Не будем брать другие варианты, вроде разбазаривания молодости и сил, с постепенным выходом на наклонную плоскость, в нижнем конце которой - должность знакомого нам учителя рисования в Красноярске, да и то, как говорится, в лучшем случае. А кроме того, различные влияния, от которых невозможно отмахнуться молодому художнику. И действительно, беда замахивалась над буйной казацкой головой. Одно время Сурикова потянуло к античному миру, к классике, к академизму. Уж к старости он однажды воскликнул: "Ведь у меня какая мысль была - Клеопатру Египетскую написать! Ведь что бы со мной было!"
А кроме того, всевозможные группировки, мелкое политиканство, мышиная возня самолюбий, метанье от темы к теме, от мнения к мнению... Я о том говорю, что, наверно, нелегко после сибирской глуши, когда закувыркаешься в кипящем и бурном котле, сразу и определить, где право, где лево, где верх, где низ.
Красноярский казак посмотрел, послушал, все понял и выбрал для себя линию поведения сразу и навсегда. Всякому бы из нас такую непреклонность, такое железо в характере!
А характер между тем понадобился с первых шагов. Ему предоставили по окончании академии двухгодичную поездку за границу на казенный счет. Этих поездок удостаивались наиболее одаренные выпускники. И вот неожиданно для всех одаренный выпускник Суриков отказывается от поездки за границу, а вместо нее просит позволения расписать внутри храм Христа Спасителя, строящийся в Москве. В 1877-1878 годах он пишет в этом грандиозном, великолепном, преступно разрушенном храме.
Из монографии в монографию ходит и повторяется смакуемая подчас сплетня о том, что Суриков был неправдоподобно скуп и жаден. Но если бы это было так, он, Суриков, при его работоспособности писал бы день и ночь десятки и сотни картин, которые тотчас превращались бы в желанные деньги. Отчего же между картинами проходит по нескольку лет? Отчего же их за всю долгую, неоправданную жизнь всего лишь семь? Семь полотен, семь поэм, семь совершенств, семь ступенек к вершине славы, не только своей, но и главным образом русского искусства.
Ну да, он не кутил, не играл в карты и на бегах, не роскошествовал, не заводил лишней (и вообще дорогой) мебели, не покупал ничего лишнего. Ну да, деньги были у него, допустим, расписаны по годам, месяцам и даже дням. Но зато он имел возможность не заниматься поденщиной. Зато он имел возможность позволить себе другую роскошь, а если вдуматься - наивысшую роскошь,- делать только то, что хочешь сам и что сам, как художник, считаешь нужным. Он весь был собран в единый крепкий кулак.

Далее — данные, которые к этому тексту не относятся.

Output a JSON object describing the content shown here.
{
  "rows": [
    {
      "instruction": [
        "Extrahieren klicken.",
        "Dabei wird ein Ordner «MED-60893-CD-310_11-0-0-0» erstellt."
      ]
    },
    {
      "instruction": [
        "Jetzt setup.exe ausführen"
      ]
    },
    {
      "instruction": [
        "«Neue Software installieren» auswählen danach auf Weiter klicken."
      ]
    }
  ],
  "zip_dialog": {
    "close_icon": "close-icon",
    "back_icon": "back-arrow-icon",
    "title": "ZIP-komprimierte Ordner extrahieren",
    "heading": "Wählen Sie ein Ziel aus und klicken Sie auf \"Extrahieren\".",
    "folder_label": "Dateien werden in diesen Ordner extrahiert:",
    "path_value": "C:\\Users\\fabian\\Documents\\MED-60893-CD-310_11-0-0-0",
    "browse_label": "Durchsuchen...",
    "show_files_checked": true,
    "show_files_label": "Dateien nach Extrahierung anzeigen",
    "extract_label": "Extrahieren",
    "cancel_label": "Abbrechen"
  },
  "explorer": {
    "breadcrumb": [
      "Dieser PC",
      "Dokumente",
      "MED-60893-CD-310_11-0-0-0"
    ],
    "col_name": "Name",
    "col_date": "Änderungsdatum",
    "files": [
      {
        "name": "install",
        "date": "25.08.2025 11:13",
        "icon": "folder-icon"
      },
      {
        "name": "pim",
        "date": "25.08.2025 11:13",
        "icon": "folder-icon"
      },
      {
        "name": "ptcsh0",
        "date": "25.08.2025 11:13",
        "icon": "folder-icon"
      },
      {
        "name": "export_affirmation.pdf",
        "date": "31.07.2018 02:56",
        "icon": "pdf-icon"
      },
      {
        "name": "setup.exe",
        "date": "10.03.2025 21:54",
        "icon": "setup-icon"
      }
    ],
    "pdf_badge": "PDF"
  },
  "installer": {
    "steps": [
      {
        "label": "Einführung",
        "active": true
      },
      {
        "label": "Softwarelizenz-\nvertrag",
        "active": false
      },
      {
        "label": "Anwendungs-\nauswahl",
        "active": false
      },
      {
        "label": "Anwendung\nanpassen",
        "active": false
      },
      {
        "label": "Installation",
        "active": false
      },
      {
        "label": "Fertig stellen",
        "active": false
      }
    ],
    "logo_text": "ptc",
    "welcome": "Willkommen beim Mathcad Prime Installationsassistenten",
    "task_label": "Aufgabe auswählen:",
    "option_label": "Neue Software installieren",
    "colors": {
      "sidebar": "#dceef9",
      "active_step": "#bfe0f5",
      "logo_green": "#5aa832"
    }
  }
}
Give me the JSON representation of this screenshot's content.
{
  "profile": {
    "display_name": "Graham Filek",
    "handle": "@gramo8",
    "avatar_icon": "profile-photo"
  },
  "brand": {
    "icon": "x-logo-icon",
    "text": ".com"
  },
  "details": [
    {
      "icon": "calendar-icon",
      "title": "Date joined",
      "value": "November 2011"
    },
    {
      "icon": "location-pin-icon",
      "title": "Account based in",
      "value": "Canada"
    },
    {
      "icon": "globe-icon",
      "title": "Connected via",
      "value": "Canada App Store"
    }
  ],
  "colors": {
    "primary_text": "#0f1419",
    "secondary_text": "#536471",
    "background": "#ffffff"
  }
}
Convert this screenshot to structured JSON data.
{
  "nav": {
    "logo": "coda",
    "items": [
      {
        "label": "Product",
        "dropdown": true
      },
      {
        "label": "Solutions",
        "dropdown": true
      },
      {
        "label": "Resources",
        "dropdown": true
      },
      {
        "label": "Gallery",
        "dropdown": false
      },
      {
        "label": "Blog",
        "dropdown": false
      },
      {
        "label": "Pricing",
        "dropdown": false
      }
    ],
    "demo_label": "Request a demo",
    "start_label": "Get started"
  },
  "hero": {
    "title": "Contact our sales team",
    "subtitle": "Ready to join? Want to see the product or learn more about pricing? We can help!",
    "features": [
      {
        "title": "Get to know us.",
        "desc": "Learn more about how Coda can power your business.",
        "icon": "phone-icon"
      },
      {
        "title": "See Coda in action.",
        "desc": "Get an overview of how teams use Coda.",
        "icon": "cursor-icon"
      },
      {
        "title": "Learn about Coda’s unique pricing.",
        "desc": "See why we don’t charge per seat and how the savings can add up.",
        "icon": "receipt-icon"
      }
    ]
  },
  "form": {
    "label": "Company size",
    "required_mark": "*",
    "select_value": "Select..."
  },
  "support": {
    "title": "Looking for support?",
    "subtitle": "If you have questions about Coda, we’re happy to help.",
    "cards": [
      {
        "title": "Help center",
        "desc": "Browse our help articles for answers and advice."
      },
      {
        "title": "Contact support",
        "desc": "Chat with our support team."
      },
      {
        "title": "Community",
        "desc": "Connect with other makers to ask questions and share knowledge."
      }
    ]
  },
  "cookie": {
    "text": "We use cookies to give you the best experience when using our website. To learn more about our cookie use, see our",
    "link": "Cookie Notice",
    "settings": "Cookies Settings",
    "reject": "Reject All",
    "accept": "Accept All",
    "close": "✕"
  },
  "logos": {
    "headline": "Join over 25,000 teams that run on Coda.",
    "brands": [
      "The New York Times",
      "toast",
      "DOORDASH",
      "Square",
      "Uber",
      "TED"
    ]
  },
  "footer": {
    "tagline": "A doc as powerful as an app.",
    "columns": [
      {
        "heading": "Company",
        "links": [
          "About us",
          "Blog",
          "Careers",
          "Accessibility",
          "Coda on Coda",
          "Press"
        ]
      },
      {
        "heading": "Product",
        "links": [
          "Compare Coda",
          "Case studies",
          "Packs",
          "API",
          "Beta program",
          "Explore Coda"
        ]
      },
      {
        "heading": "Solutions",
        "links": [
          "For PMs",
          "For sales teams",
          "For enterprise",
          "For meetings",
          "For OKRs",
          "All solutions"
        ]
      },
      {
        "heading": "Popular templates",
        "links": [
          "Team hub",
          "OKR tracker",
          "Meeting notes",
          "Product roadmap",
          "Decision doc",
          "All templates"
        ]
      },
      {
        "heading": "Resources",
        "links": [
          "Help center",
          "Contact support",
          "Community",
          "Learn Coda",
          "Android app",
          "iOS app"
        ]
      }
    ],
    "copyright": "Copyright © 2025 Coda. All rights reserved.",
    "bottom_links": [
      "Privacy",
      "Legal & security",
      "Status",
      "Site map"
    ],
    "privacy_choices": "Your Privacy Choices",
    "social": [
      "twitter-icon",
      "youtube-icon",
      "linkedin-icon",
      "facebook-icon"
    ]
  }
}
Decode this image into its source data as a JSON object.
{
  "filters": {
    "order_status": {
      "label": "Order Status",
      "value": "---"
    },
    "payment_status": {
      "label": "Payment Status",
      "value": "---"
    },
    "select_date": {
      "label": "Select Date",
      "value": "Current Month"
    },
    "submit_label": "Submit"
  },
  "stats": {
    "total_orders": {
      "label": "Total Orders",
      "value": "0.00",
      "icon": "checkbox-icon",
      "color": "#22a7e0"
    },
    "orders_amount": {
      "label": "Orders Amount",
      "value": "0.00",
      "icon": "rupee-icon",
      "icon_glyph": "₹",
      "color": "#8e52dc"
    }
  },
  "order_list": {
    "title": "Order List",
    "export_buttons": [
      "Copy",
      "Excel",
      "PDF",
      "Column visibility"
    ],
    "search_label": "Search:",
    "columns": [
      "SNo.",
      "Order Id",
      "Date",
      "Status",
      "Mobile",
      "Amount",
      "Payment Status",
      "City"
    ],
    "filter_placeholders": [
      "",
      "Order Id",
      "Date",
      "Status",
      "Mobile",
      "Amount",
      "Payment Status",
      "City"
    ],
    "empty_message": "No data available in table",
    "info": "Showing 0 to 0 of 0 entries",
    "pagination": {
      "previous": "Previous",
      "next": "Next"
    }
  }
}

Задумывая картину, он мыкался по донским степям в поисках казачьих типов, в поисках боевой казачьей утвари. Чтобы в точности произвести пороховницу семнадцатого века, он готов был мчаться за тридевять земель. Такую роскошь он мог себе позволить.
Когда же картину выставляли и с какого-нибудь фланга начиналось шиканье и шипенье критиков, он мог позволить себе самую сладкую роскошь - наплевать на все и спокойно углубиться в обдумывание, в вынашивание, в создание нового полотна.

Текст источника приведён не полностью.